There is obvious interest in these paintings — of the ‘Company School’ as one might call them, following general usage — not only on account of their own quality but also because they form a record of a distinct period when unexpected things were happening both in the politics and the arts of our land. The British had taken over parts of the country, and their power was seeping, with clear intent, into increasingly large regions. A large number of officers of the East India Company — all wide-eyed with wonder, and in part with amusement, in the new land in which they found themselves serving, or over which they were beginning to rule — were clearly interested in keeping a record of all that surrounded them in this new setting: landscape, architecture, people, customs, beliefs, festivals, flora, fauna. Some officers, with talents of their own, made these records themselves — sketching, painting, as they moved around; some others commissioned local painters to do it for them. It had, in fact, become fashionable to commission or collect paintings by local artists, mount them into albums, or store them in portfolios. The wealthier among the officers could afford to acquire oil paintings by distinguished European artists touring India, but those with more modest means, along with their ladies, collected or commissioned ‘Indian watercolours’. What they got were, as Rosie Llewellyn-Jones, says, “skillfully executed, pleasing to look at during a rainy afternoon, or after a convivial supper”. What is more, these watercolours, gathered in albums, were easily portable, capable of accompanying their owners when they were ordered to different parts of India. And, of course, if the officer or his lady “lived long enough to return home to Britain, the album went with them too, to be shown off as a rather splendid souvenir of the ‘when I was out in India’ kind.” The Louisa Parlby album gets precisely placed in this cultural context.

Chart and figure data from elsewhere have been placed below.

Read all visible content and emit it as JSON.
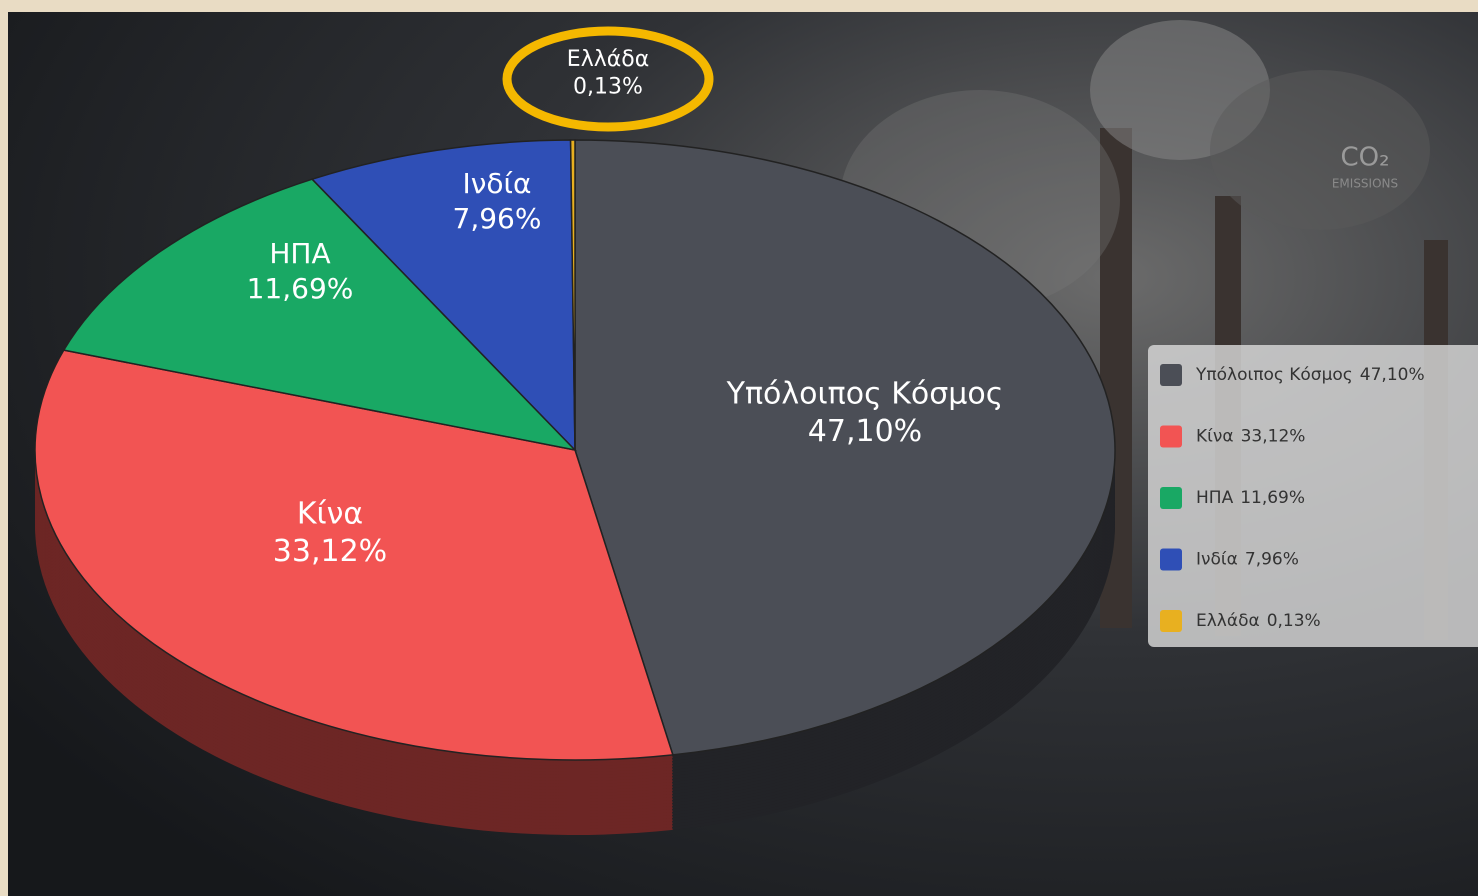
{
  "chart_data": {
    "type": "pie",
    "categories": [
      "Υπόλοιπος Κόσμος",
      "Κίνα",
      "ΗΠΑ",
      "Ινδία",
      "Ελλάδα"
    ],
    "values": [
      47.1,
      33.12,
      11.69,
      7.96,
      0.13
    ],
    "value_labels": [
      "47,10%",
      "33,12%",
      "11,69%",
      "7,96%",
      "0,13%"
    ],
    "colors": [
      "#4b4e56",
      "#f25453",
      "#19a864",
      "#2f4fb6",
      "#e8b020"
    ],
    "legend": "right",
    "annotations": [
      "CO₂",
      "EMISSIONS"
    ]
  }
}
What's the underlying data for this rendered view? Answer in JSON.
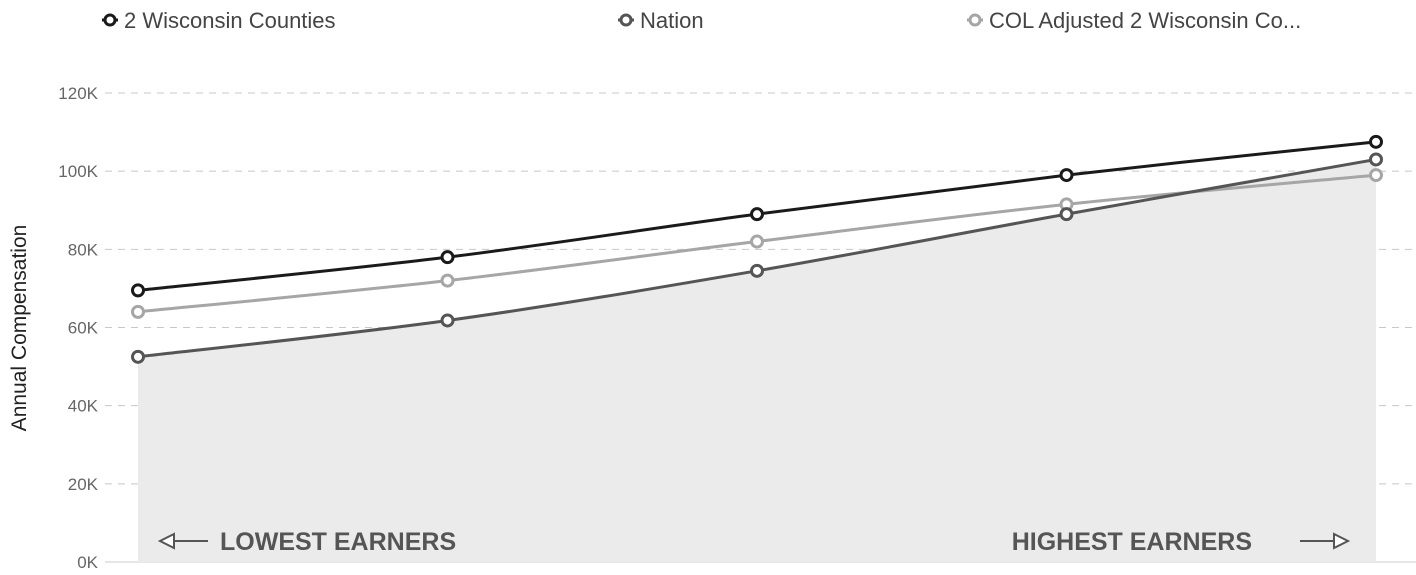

A large number of the paintings in this album feature houses, sprawling bungalows, which, it seems, belonged to the circle of friends and colleagues with whom the Parlbys must have formed some kind of a club. The men for whom these houses were built, would probably “have all been neighbours, ranging in status from a baronet to the grandson of a stone mason, but who would nonetheless have visited each other’s houses, borrowed each other’s horses, and attended dinners and balls together”. The bungalows we see here are all ‘set in the lush Bengal scenery’ reminiscent in some manner of the English ‘gentleman’s seat’ back home. “Cattle drowse on the lawns while their owners drowse too on their day beds, their stays and waistcoats loosened and the venetians closed”. These houses apart there are topographical views, some of them, like the one with state boats on the Bhagirathi river, or a view of the hills at Chittagong, exceedingly well painted. And then of course in the album are views of entertainments and festivals: an ageing, somewhat bleary-eyed Englishman, smoking a huqqa, and watching with almost excessive eagerness a ‘nautch’ — complete with dancers and musicians and attendants — in the courtyard of his bungalow; a tazia procession with countless people marching along elephants and carriers supporting architectural replicas of sacred buildings; a group of Vaishnavites dancing and singing with gay abandon in a kirtan-mandali.

There is much to see and relish in these unpretentious but deeply engaging ‘Murshidabad’ watercolours. What one notices with regret, however, is the fact that there is not a word about who the painters might have been; there are no signatures, no attributions. A sea of anonymity, yet again!